After White Officer Shoots Black Brothers, Chief Works To Build Trust
The police force in Washington’s state capital is changing. Fourteen months ago a white police officer in Olympia shot two African-American brothers. The shooting triggered local protests, but not a national outcry -- the brothers survived, although one was paralyzed.
Ultimately, the officer was cleared of any wrongdoing. Even so, Olympia’s police chief says that event was a catalyst for change.
“To me it’s about culture, changing the culture of policing locally,” Olympia Police Chief Ronnie Roberts said. “I think it needs to change nationally.”
Roberts came to the job in 2010 after a long career in Oregon. He said change was coming to his department anyway -- a wave of retirements, a crop of new, young officers. But national events were galvanizing.
“We started to see things starting to unfold with Ferguson and other places and we started sitting down and talking about that as an agency,” Roberts said. “‘What’s wrong with this picture, what’s happening here?’”
‘Race is a factor’
Then came his first true test as Olympia chief. In the early morning hours of May 21, 2015 one of his officers stopped two young black men. They were brothers who matched the description from a shoplifting and alleged assault that had taken place earlier.
Moments later the officer opened fire. Olympia police don’t wear body cameras, so there’s no video. But the officer said he’d been under attack and that one of the brothers wielded a skateboard as a weapon.
At a news conference a few hours after the shooting, Chief Roberts was asked about the “elephant in the room” -- race. The officer was white, the men who were shot black.
This was his answer then: “There’s no indication to me that race was a factor in this case at all.”
Today, Roberts says he apologizes for that statement.
“Because what I know based upon black people in this community and across this nation is that every time they’re present, race is a factor,” Roberts said.
While the officer was cleared, the brothers face trial. Their mother declined an interview but said she doesn’t have faith or trust in the Olympia Police Department.
A model of modern police reform
Since the shooting, Chief Roberts has met regularly with a group of longtime black residents of Olympia. One of them is Rosalund Jenkins, former director of the state Commission on African American Affairs.
Asked to rate the chief Jenkins said, “I’m a hard grader Austin and I would give Chief Roberts a nine.”
She praised him for his openness and thinks the Olympia Police Department could become a national model for police reform. She’s eager for the department to adopt body cameras. But one looming issue could test the relationship: civilian oversight of the department.
“There’s something about having another check, another balance that can actually improve practice, that can increase trust,” Jenkins said.
Chief Roberts knows this conversation is coming and he’s open to having it. But he said his goal is to create a police department where civilian review isn’t necessary.
“What I want to ensure is that the community as a whole that they have a high level of trust in our police department and believe that we operate with integrity and that we’re transparent in the work that we do,” Roberts said. “And if that’s the case then I don’t know that we need civilian review.”
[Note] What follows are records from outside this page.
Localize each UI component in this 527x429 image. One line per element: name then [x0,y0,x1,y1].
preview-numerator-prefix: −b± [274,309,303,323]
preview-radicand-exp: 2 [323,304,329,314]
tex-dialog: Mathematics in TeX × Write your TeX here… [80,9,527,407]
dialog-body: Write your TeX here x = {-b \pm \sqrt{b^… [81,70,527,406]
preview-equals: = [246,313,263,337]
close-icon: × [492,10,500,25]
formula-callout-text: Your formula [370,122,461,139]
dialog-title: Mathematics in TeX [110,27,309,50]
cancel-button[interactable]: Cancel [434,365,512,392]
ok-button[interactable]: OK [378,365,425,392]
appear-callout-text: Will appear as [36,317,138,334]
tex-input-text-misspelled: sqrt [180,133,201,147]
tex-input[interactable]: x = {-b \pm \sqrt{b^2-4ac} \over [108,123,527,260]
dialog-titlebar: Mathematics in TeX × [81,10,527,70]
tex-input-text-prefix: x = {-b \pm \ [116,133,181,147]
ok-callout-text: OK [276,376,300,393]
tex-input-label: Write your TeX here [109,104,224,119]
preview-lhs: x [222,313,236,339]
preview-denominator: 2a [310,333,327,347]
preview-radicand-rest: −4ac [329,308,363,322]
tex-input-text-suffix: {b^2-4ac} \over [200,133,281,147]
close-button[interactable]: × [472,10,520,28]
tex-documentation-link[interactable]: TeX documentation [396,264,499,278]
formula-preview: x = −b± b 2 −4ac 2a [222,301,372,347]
While the chief and Jenkins may not see eye to eye on this issue, they both agree that for all the progress the Olympia Police Department has made, there’s still a lot of work yet to do.
The Susan Boyle test
Olympia Police Officer Shelby Nutter got into policing after taking a class at the University of Washington on disparities in America’s prison system. She thought she could make change from within.
“I was coming from a very naïve college student perspective,” Nutter said.
Nutter said she wanted to police according to the Golden Rule.
“Of treating others how you would want to be treated,” she said. “And when I first came into policing, there was some resistance.”
Now, 13 years later Nutter said, “It seems as though policing is changing in a way that fits my model of policing.
The concept is fair and impartial policing. Nutter was recently trained to train her fellow officers in recognizing their own built in biases -- and not just racial bias. She does it with a bit of help from a reality TV show phenome: Susan Boyle, the frumpy contestant on “Britain’s Got Talent.”
“So here she appears on stage and nobody expects her to be a phenomenal singer,” Nutter said. “And then here she opens her mouth and starts singing.”
“And that exercise really helps drive home to the class that we have these biases whether or not we recognize them, we have them,” Nutter said.
Besides bias training, Olympia officers these days get more scenario-based training where actors play the role of citizens or suspects.
And there’s something else: with some 911 calls they’re choosing not to engage. For instance, recently a man under the influence of drugs was threatening suicide by cop. But he wasn’t an immediate threat to himself or his family, so the police stayed away to avoid a possible deadly confrontation.
The department has also changed its mission statement to focus on community trust.